AccueilActualitéInternationalÀ Nairobi, la médiation africaine à l'épreuve du sommet Africa Forward

À Nairobi, la médiation africaine à l’épreuve du sommet Africa Forward

Nairobi a accueilli, lundi 11 mai, une séquence décisive du sommet Africa Forward, entièrement dédiée aux crises de paix et de sécurité qui minent le continent africain. Coprésidée par Jean-Noël Barrot, ministre français de l’Europe et des Affaires étrangères, et son homologue kényan Musalia Mudavadi, cette réunion de travail a rassemblé près de 40 pays et organisations régionales. Parmi eux, la République démocratique du Congo, pays emblématique des conflits enlisés, était représentée par Thérèse Kayikwamba Wagner, ministre d’État aux Affaires étrangères. Loin des déclarations convenues, cette rencontre a surtout mis en lumière le fossé grandissant entre les initiatives diplomatiques et la réalité d’un terrain où la paix reste un vœu pieux. La médiation africaine peut-elle encore inverser la tendance ?

Le décor est connu : l’est de la RDC demeure le théâtre d’une guerre aux multiples visages, où s’affrontent l’armée congolaise et la rébellion de l’AFC/M23, sur fond de tensions persistantes entre Kinshasa et Kigali. Les processus de paix, aussi sophistiqués soient-ils sur le papier, se heurtent à une défiance réciproque. Le rendez-vous de Montreux, sous l’égide du Qatar, avait suscité l’espoir d’une désescalade. Il a accouché d’accusations mutuelles de violation des engagements, notamment après de nouvelles attaques de drones. Simultanément, les pourparlers de Washington, pilotés par les États-Unis, peinent à dépasser le stade des intentions. Chaque partie interprète à sa manière les clauses des accords, rendant leur mise en œuvre quasi impossible. Pendant ce temps, les populations de l’Est continuent de payer le prix d’un conflit qui semble ignoré par les lumières des capitales.

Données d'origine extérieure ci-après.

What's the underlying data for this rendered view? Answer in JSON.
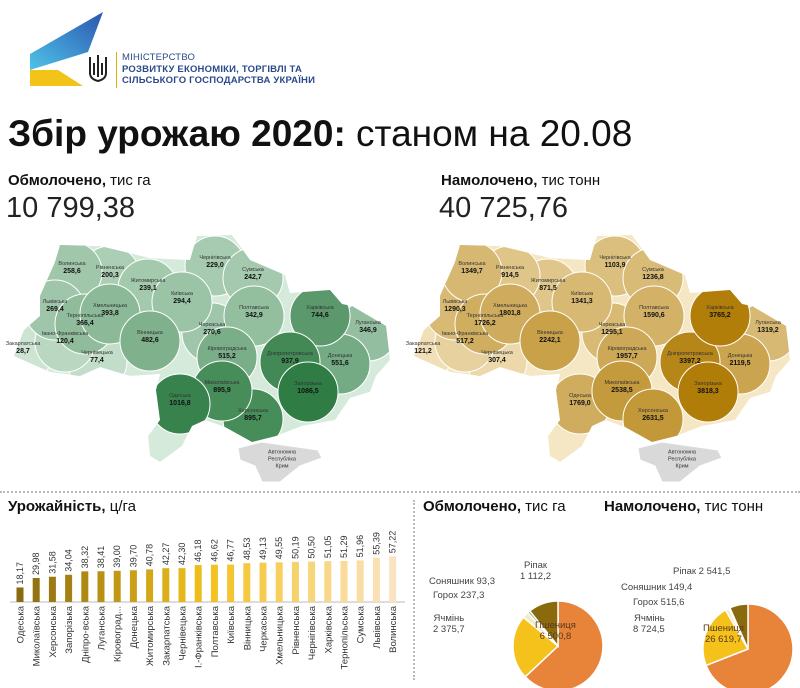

Face à cette impasse, l’Union africaine avait pourtant dévoilé, en janvier dernier à Lomé, une architecture de médiation ambitieuse. Placée sous l’autorité du président togolais Faure Gnassingbé, elle s’appuie sur cinq cofacilitateurs – d’anciens chefs d’État chargés de thématiques spécifiques. Olusegun Obasanjo supervise les questions militaires, Sahle-Work Zewde l’humanitaire, Uhuru Kenyatta le dialogue avec les groupes armés, Mokgweetsi Masisi la coopération économique et Catherine Samba-Panza la réconciliation et le rôle des femmes. Un secrétariat conjoint implique le Togo, l’UA, la Communauté d’Afrique de l’Est, la SADC et la Conférence internationale sur la région des Grands Lacs. Un édifice impressionnant, mais dont l’impact reste à démontrer. Près de six mois plus tard, l’UA demeure peu audible dans une région où la défiance envers les médiations extérieures ne cesse de croître. Comment expliquer une telle discrétion ? Peut-être parce que, sur le terrain, la guerre obéit à des logiques qui échappent aux chronogrammes des diplomates.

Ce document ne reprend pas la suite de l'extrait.